Difference = # events per 10,000 women per year in the hormone therapy group - # events per 10,000 women per year in the placebo group. Numbers may not add precisely due to rounding error.
Coronary heart disease is defined as nonfatal myocardial infarction or coronary death.
Coronary revascularization is defined as coronary artery bypass grafting or percutaneous coronary intervention.
All cardiovascular events is a composite outcome of MI, stroke, coronary revascularization, angina, heart failure, carotid artery disease, peripheral vascular disease, venous thromboembolism (pulmonary embolism, deep vein thrombosis), and cardiovascular death.
All cancer types except for non-melanoma skin cancer.

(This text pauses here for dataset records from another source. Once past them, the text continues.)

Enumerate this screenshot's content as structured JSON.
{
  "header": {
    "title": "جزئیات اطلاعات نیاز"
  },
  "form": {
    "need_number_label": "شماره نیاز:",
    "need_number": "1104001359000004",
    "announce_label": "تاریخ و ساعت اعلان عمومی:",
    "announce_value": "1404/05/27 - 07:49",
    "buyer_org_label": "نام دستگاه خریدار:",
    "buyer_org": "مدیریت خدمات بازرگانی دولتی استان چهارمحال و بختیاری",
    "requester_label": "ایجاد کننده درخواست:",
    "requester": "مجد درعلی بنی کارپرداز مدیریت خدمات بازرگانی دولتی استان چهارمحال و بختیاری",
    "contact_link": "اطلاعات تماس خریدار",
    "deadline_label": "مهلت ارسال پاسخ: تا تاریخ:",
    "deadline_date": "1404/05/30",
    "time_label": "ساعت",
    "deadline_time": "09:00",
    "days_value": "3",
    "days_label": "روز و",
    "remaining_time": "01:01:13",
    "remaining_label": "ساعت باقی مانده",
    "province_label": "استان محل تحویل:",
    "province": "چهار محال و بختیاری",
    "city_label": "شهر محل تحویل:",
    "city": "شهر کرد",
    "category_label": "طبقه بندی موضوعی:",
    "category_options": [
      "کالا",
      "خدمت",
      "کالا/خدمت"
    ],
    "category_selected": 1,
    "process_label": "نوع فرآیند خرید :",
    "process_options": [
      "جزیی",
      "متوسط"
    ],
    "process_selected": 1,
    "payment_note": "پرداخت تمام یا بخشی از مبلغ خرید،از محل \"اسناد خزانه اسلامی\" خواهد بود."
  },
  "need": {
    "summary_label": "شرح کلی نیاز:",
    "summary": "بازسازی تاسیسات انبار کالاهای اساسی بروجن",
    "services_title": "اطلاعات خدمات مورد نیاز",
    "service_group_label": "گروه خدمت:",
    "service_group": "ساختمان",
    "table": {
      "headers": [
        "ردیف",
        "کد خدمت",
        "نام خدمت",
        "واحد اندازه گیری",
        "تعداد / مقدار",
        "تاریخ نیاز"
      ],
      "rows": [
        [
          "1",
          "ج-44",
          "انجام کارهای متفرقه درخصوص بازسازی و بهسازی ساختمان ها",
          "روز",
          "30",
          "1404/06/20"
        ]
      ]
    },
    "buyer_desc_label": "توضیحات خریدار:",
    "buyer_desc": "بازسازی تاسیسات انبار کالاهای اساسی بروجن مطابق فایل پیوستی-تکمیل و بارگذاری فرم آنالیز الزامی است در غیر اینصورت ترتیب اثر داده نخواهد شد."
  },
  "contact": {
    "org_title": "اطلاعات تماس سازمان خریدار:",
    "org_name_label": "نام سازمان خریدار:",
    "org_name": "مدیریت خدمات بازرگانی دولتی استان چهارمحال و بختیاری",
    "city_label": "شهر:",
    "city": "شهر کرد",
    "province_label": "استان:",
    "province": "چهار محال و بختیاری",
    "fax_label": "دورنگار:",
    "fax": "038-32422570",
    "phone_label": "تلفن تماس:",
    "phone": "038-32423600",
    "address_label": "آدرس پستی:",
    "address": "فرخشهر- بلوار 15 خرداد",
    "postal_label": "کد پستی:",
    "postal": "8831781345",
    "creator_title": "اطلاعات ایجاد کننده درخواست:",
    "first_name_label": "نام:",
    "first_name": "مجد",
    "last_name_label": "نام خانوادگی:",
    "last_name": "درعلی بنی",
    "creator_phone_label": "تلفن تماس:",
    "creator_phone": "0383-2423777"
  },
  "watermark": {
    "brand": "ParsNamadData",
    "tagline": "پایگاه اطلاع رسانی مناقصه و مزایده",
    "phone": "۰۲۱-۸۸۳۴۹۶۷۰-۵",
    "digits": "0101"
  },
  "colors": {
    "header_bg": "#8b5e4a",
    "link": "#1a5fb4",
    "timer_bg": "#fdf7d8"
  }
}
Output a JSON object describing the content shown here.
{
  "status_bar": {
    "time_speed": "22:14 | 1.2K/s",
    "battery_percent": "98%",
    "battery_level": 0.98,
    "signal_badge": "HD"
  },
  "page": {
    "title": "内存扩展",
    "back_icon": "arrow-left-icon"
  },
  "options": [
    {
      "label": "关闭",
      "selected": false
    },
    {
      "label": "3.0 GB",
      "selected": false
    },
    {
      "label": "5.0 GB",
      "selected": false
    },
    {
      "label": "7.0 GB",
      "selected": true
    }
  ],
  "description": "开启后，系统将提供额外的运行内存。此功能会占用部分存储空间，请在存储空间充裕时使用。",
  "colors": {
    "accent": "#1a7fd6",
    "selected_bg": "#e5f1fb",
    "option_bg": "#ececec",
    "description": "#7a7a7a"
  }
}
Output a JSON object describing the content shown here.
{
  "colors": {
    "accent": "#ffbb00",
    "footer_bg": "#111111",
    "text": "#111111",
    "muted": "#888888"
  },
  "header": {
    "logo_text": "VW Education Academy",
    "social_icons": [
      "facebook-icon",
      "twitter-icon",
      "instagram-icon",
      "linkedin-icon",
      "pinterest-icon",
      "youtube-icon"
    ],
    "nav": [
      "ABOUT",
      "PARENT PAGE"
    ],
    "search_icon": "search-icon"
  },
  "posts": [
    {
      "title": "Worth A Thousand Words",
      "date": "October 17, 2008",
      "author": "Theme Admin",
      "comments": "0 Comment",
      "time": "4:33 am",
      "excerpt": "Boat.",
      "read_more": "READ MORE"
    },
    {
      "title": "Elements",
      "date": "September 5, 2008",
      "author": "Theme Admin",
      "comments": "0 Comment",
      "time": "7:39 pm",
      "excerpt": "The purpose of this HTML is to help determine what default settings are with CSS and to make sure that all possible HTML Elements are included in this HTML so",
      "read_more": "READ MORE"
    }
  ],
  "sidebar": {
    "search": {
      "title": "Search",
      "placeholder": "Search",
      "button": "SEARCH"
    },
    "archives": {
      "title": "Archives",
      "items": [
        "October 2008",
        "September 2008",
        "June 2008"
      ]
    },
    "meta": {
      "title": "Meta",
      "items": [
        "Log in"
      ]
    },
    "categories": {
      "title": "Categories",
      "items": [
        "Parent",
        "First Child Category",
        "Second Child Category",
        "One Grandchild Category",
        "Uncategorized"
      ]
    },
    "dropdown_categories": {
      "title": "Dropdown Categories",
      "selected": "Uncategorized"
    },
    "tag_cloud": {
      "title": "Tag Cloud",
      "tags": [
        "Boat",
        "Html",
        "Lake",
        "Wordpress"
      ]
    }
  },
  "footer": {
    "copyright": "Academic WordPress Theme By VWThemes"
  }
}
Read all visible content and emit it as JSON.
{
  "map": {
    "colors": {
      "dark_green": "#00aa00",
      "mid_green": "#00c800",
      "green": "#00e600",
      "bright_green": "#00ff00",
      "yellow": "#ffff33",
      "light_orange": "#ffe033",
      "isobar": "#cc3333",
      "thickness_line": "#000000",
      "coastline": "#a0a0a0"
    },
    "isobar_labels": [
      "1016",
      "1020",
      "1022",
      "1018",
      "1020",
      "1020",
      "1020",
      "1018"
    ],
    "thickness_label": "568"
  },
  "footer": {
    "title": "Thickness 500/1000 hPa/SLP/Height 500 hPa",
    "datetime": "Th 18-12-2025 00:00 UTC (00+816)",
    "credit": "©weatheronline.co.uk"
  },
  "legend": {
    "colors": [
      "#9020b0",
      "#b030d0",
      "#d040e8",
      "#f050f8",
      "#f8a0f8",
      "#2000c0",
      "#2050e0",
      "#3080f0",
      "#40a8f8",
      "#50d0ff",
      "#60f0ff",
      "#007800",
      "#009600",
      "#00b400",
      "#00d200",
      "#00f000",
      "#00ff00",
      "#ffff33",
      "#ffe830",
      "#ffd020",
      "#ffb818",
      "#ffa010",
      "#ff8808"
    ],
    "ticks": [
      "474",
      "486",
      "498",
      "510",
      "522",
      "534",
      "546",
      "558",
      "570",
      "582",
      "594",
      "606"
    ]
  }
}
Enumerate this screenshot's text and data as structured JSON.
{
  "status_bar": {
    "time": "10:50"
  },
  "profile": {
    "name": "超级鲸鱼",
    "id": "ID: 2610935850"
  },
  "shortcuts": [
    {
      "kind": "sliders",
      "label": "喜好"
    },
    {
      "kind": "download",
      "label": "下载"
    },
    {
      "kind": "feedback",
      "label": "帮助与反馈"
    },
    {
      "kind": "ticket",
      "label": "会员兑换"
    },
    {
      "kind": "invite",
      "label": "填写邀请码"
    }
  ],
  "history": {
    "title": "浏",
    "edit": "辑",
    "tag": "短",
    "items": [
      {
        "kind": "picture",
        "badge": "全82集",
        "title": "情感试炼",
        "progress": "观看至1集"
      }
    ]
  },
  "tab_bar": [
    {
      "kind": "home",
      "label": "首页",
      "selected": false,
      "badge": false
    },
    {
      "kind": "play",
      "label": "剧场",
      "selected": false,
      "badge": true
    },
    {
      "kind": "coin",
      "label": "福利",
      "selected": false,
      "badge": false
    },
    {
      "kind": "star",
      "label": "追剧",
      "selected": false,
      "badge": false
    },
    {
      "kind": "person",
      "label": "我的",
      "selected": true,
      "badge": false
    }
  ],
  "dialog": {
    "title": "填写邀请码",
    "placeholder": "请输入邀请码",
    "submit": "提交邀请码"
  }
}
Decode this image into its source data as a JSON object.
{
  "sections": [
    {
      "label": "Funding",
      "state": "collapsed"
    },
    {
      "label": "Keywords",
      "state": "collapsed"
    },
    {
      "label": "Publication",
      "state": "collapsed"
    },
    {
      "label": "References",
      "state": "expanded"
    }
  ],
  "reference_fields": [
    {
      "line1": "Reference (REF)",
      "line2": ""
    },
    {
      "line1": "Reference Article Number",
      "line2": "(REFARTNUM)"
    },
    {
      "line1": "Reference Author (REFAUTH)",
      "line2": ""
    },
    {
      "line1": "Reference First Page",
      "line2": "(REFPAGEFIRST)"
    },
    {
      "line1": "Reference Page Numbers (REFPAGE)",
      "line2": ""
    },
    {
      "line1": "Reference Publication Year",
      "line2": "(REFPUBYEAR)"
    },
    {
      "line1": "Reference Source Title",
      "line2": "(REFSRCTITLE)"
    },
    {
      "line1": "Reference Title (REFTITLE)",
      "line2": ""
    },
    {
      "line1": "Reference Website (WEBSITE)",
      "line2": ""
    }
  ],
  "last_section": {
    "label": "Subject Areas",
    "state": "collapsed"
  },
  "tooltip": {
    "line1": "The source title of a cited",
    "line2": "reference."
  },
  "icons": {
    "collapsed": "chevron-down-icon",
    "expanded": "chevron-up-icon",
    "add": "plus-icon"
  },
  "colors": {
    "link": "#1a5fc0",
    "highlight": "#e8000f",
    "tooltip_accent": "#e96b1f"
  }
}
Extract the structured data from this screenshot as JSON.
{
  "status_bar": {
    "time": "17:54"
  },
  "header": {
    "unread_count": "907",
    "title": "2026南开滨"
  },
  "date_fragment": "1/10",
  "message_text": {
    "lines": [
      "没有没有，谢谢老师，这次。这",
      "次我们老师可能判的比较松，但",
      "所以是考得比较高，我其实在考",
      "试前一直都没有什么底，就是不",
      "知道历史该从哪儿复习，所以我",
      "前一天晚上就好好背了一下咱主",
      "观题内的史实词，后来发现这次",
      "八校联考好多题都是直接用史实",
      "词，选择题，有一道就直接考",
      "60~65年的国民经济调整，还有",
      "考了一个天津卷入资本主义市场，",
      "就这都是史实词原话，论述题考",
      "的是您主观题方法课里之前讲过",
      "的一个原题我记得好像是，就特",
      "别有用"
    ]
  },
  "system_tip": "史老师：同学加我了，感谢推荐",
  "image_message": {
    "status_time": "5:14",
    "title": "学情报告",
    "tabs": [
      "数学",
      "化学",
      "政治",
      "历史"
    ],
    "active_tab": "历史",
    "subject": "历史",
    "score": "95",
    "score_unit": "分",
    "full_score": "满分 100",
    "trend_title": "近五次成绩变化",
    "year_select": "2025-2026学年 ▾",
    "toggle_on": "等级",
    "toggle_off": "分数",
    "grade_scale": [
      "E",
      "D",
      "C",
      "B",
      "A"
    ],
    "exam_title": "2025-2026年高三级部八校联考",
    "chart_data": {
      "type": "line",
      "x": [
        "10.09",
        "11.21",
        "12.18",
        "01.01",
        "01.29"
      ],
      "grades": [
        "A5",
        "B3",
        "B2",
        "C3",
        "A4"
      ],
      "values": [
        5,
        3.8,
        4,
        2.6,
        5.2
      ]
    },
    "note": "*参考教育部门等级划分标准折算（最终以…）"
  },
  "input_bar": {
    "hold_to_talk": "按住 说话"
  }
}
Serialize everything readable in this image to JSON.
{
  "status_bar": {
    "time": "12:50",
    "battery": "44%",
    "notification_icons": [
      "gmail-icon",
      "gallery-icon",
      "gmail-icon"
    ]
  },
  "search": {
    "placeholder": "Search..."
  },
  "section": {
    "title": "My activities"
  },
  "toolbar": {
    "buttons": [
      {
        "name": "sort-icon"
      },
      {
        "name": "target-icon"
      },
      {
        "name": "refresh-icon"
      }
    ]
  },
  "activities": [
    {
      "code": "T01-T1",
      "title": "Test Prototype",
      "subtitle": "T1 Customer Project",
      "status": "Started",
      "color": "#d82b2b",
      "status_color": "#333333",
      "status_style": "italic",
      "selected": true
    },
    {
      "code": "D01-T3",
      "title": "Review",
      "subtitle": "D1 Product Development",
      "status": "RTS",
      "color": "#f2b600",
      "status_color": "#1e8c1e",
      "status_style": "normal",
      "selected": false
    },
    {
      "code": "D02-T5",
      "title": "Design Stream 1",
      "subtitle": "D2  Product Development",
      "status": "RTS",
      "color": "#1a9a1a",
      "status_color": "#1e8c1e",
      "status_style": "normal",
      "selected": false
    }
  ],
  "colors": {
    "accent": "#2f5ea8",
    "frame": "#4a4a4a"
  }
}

Global index=a composite outcome of coronary heart disease, stroke, pulmonary embolism, breast cancer, colorectal cancer, endometrial cancer (in the estrogen-progestin trial), hip fracture, and mortality.
Abbreviations: CI, confidence interval; PY, person-years; RR, relative risk. Data from: Manson JE, et al. JAMA 2013;310:1353–68.
Why might estrogen therapy have a more favorable coronary effect if initiated early in the menopause but an adverse effect if started years later? The difference may result from underlying differences in the health of the vasculature between younger or recently menopausal women and those who are older or further past the menopausal transition (12). In relatively healthy blood vessels (more likely in a younger woman), estrogen is believed to increase nitric oxide synthesis and vasodilation and to decrease inflammatory cell adhesion and slow the development of atherosclerotic plaque. However, in vessels with substantial atherosclerotic plaque (more likely in an older woman), the estrogen receptors become less functional, and these benefits do not occur. Instead, estrogen may render established atherosclerotic lesions more susceptible to rupture and also increase risk of thrombotic occlusion of a stenotic blood vessel (13).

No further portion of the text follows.